On ‘Ask the Governor,’ Christie said the 2017 state budget relies on $250 million in unidentified reductions in health-care spending. About $100 million has been found, but the administration and teachers have been fighting, including in court, over proposed changes to their health plan.
Under a reciprocal agreement between the states dating to the 1970s, residents of New Jersey and Pennsylvania pay taxes to the state where they live, rather than where they work.
Roughly 120,000 people from each state commute across the border. The agreement means lower income residents in New Jersey benefit from the Garden State’s graduated income tax scale, while wealthy residents of Pennsylvania benefit from paying the Keystone State’s flat tax.
Christie exercised his authority to end the agreement in early September.

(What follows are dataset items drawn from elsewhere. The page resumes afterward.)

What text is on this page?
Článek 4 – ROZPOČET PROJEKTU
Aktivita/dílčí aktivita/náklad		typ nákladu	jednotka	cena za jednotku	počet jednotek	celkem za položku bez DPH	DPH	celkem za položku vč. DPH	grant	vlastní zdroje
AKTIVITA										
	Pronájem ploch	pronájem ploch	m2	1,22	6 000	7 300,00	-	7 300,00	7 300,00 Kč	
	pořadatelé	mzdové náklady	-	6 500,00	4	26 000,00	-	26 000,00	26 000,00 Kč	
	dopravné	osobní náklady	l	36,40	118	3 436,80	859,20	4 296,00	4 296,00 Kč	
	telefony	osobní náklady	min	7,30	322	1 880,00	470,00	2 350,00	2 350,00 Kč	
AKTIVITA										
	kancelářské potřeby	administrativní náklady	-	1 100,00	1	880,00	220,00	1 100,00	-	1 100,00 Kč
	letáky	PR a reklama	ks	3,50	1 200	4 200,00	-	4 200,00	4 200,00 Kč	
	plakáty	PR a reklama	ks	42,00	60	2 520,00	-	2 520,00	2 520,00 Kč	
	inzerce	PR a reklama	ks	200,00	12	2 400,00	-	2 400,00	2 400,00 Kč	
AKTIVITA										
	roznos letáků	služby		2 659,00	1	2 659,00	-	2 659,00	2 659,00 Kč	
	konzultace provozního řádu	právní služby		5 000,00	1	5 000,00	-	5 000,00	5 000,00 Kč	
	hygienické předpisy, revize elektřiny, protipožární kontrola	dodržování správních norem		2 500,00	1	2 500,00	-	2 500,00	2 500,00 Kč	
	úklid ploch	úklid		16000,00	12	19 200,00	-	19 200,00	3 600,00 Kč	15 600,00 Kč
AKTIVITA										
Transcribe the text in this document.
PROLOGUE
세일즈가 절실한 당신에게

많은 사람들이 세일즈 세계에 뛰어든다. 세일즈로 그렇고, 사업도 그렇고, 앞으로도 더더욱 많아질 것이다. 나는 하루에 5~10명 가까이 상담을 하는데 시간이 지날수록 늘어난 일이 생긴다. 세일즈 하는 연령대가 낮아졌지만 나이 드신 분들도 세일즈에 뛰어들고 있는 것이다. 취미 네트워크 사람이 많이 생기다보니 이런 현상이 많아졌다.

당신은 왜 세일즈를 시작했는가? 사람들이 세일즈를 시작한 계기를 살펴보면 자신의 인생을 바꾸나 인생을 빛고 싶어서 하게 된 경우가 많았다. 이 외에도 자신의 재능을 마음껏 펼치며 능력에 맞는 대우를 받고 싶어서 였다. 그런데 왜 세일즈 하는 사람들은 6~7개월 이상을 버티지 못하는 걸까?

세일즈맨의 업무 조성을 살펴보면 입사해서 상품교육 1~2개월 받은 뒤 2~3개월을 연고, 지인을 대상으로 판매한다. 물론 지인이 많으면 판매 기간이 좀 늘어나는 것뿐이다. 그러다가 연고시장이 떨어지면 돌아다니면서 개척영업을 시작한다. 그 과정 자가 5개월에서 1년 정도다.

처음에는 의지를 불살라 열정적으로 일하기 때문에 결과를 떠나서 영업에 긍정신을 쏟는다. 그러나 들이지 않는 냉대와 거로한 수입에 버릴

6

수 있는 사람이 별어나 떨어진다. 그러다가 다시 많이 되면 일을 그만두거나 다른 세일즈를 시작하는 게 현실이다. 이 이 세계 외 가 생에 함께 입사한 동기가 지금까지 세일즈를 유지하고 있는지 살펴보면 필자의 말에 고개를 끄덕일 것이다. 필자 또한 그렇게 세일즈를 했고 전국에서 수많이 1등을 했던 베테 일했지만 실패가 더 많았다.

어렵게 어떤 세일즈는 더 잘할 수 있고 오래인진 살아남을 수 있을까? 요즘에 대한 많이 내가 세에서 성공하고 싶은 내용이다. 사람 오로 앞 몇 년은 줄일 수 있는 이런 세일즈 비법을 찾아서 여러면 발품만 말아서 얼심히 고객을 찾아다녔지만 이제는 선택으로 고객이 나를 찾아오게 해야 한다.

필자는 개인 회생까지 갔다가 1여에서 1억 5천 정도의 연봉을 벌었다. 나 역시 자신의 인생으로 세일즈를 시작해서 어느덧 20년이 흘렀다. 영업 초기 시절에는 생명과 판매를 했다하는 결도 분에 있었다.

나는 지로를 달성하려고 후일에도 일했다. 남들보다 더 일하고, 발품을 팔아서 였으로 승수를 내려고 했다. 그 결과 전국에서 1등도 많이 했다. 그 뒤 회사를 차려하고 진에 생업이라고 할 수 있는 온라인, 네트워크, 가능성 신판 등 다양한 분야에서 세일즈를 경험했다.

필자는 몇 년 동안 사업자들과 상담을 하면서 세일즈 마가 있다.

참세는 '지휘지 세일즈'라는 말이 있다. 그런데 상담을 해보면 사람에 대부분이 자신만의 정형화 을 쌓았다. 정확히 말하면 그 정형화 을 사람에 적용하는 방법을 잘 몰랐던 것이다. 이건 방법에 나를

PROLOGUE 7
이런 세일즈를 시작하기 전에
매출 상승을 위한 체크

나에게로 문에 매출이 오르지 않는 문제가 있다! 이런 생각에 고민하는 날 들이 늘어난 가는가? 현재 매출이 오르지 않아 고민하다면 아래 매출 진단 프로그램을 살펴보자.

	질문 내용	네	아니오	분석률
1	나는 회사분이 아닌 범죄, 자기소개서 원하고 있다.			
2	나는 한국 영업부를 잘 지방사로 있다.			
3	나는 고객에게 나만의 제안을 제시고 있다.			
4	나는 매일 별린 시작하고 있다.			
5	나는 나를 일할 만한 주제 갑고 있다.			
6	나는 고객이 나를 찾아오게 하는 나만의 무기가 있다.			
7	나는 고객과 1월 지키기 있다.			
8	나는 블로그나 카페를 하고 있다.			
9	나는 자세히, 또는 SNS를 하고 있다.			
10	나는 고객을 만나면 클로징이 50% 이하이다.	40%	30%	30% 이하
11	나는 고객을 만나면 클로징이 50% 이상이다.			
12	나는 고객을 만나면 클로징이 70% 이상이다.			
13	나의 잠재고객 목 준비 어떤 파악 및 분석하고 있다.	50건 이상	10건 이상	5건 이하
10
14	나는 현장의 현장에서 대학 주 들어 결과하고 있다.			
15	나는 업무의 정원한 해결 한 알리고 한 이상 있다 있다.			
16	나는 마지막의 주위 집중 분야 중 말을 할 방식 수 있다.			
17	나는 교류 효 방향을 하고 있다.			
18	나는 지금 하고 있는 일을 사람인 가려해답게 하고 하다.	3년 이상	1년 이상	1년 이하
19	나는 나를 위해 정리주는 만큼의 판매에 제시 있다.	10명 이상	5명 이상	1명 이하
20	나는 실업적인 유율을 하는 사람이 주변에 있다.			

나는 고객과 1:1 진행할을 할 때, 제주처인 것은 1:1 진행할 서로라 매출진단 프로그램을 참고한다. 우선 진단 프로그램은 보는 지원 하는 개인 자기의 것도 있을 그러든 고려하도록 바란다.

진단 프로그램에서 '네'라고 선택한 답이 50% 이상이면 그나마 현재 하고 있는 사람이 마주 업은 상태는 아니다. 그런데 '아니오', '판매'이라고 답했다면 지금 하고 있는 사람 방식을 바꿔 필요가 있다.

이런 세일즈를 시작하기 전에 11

The impact is projected to yield an additional $180 million in revenue for New Jersey’s budget.
“The only reason I have to do this is because the Legislature didn’t balance the budget,” said Christie – who then defended the change at length.
“People across the state, in North Jersey and on coastal southern New Jersey could very well ask: Why do we have a tax compact with Pennsylvania, which allows wealthy people to work in New Jersey, to live in Bucks County, Pennsylvania, and to pay no income tax in New Jersey?” Christie said.
“If the opposite is (in) effect in New York State, we don’t have that deal. We don’t have that deal with Delaware. It’s only with Pennsylvania,” he said.
“Now, I was content to leave the tax policy there if I didn’t need the revenue because of the Legislature’s irresponsibility. But it is also not good policy to just put out one place in the state, that southwestern part of the state, for a special tax break, which is what it is. And it allows a lot of really wealthy people to game the system,” Christie said.
“Either the Legislature comes back and gives me the tools to get the savings that they promised in their budget for health care, or the compact’s gone,” the governor said.
Because there’s no deal on health-plan savings, teachers’ health premiums will rise 9 percent next year, Christie said.
“Because their union won’t show up at meetings. Because they’re delinquent and they’re awful, awful representatives of their members,” Christie said.
A state Superior Court judge ruled Monday that the union’s members of the School Employees’ Health Benefits Commission can’t be ordered to attend a meeting where a vote is intended on a plan to force all Medicare-eligible retirees into a Medicare Advantage plan.
Plan changes have to be made by a different panel, the New Jersey Education Association contends. NJEA leaders say Christie wants to push the change through the SEHBC because it is short one union member and that the governor is stalling on filing the vacancy.
“By rejecting the state’s attempt to illegally force a vote while labor does not have its full legal representation on the SEHBC, Judge (Mary) Jacobson made a clear statement that Gov. Christie’s political manipulation is inappropriate and will not be sanctioned by the court,” said NJEA President Wendell Steinhauer.
Police officers, firefighters and other local and county workers won’t pay more toward their health premiums in 2017, Christie said. State workers will have a 4.3 percent increase.